Hint: For lens the distance of the image formed from the lens is given by $${\displaystyle \frac{1}{v}}-{\displaystyle \frac{1}{u}}={\displaystyle \frac{1}{f}}$$ where $$u,v$$ and $f$ are a distance of the object, a distance of image, and the focal length respectively.

The focal length is the distance from the center of the lens to the principal foci or the focal points of the lens. For a converging lens, the best example is a convex lens. The focal length is positive and the interval at which a beam of collimated light will be focused on a single spot.

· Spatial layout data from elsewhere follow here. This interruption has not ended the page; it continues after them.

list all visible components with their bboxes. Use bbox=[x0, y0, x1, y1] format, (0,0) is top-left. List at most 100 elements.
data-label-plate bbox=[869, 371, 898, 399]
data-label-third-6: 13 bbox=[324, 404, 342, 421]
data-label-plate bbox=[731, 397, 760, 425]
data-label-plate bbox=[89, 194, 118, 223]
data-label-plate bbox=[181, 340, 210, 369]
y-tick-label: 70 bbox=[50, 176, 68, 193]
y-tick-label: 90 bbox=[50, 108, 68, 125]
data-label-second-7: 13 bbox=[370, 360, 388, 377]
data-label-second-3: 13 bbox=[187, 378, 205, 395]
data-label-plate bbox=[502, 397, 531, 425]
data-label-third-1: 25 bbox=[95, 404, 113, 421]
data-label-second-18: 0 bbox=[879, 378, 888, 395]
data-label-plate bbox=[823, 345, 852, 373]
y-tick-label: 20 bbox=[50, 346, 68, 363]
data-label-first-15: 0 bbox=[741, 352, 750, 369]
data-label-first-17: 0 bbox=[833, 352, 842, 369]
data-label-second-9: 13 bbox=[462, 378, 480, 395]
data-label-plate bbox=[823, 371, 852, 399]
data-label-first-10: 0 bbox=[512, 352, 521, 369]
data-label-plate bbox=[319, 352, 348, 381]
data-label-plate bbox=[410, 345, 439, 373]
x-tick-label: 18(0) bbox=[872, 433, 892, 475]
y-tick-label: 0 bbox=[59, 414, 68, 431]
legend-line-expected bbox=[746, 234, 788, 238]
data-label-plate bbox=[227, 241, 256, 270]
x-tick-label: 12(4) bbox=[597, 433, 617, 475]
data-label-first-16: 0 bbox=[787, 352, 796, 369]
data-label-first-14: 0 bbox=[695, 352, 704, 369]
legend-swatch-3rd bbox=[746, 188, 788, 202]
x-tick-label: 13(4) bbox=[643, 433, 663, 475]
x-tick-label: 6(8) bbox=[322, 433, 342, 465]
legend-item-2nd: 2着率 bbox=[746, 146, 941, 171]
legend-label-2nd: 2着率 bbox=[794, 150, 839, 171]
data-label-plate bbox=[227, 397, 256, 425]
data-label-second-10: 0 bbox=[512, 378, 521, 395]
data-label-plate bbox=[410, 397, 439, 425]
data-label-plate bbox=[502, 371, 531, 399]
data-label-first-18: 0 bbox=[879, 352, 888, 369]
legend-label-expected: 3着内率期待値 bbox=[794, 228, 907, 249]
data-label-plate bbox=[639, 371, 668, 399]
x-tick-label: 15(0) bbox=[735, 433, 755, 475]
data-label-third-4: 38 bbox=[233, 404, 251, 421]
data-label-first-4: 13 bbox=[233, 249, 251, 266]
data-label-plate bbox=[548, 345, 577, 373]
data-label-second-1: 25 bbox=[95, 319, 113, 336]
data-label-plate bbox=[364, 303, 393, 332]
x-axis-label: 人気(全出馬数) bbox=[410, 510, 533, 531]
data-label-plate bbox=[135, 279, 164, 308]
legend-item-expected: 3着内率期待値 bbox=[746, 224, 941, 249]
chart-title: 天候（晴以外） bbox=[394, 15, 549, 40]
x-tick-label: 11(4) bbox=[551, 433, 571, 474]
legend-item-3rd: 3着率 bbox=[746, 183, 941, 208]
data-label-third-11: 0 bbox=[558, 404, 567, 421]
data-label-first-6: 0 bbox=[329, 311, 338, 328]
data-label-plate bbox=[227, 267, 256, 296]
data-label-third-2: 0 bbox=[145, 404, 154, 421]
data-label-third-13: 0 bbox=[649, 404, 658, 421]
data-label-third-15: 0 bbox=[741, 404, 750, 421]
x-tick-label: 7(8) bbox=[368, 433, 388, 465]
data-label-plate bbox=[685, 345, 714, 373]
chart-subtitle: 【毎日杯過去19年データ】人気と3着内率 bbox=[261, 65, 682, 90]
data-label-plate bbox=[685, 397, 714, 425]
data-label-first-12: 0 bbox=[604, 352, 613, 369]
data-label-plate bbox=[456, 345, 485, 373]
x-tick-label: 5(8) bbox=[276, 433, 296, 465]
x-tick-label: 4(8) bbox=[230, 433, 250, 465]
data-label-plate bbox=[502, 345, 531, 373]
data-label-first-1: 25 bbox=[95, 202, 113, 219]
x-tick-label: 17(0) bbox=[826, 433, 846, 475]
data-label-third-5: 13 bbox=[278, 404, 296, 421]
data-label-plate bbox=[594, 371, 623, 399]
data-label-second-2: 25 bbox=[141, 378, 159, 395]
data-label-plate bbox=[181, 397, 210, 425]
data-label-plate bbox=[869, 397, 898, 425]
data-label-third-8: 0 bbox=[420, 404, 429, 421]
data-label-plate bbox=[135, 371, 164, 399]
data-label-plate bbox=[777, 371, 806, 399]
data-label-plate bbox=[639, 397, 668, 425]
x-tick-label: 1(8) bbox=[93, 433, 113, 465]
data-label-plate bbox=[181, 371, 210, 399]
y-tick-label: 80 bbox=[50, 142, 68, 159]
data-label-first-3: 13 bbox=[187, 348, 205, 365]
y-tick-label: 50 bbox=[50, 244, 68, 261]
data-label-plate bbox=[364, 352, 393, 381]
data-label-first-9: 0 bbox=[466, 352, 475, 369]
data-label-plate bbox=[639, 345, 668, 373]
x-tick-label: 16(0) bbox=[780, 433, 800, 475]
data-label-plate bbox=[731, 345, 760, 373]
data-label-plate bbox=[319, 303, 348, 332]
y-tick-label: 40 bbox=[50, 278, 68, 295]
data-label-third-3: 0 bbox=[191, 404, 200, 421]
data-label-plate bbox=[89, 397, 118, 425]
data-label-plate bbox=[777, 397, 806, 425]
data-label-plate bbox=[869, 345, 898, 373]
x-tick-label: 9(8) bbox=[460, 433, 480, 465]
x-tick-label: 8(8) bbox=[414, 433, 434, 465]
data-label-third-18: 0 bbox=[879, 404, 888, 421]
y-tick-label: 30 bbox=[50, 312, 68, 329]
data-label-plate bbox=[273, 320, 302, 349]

Complete step by step solution:

$S_1$we have to take the equation as
${\displaystyle \frac{1}{v_1}}-{\displaystyle \frac{1}{-x}}={\displaystyle \frac{1}{9}}$
Then the equation becomes
${\displaystyle \frac{1}{v_1}}+{\displaystyle \frac{1}{x}}={\displaystyle \frac{1}{9}}$
Now we want the value of ${\displaystyle \frac{1}{v_1}}$ so take it outside
${\displaystyle \frac{1}{v_1}}={\displaystyle \frac{1}{9}}-{\displaystyle \frac{1}{x}}.........(1)$
Now for$S_2$we have to take the equation as
${\displaystyle \frac{1}{v_2}}-{\displaystyle \frac{1}{-(24-x)}}={\displaystyle \frac{1}{9}}$
Then the equation becomes
${\displaystyle \frac{1}{v_2}}+{\displaystyle \frac{1}{(24-x)}}={\displaystyle \frac{1}{9}}$
Now we want the value of ${\displaystyle \frac{1}{v_2}}$ so take it outside
${\displaystyle \frac{1}{v_2}}={\displaystyle \frac{1}{9}}-{\displaystyle \frac{1}{(24-x)}}$
Now Since, the sign convention for $S_1$ and $$S_2$$is just opposite. Hence, we should take
$v_1=-v_2$
Then the equation becomes
$\Rightarrow {\displaystyle \frac{1}{v_1}}=-{\displaystyle \frac{1}{v_2}}$
Therefore now substitute the values so we get
${\displaystyle \frac{1}{9}}-{\displaystyle \frac{1}{x}}={\displaystyle \frac{1}{24-x}}-{\displaystyle \frac{1}{9}}$
Solving this equation, we get $$x=6cm$$. Therefore, the lens should be kept at a distance of $$6cm$$ from either of the objects.

Note: A converging lens is defined as a lens that converges rays of the light that are moving parallel to the principal axis. The fact that a double convex lens is thicker across its middle is an indicator that it will converge rays of light that move parallel to its principal axis.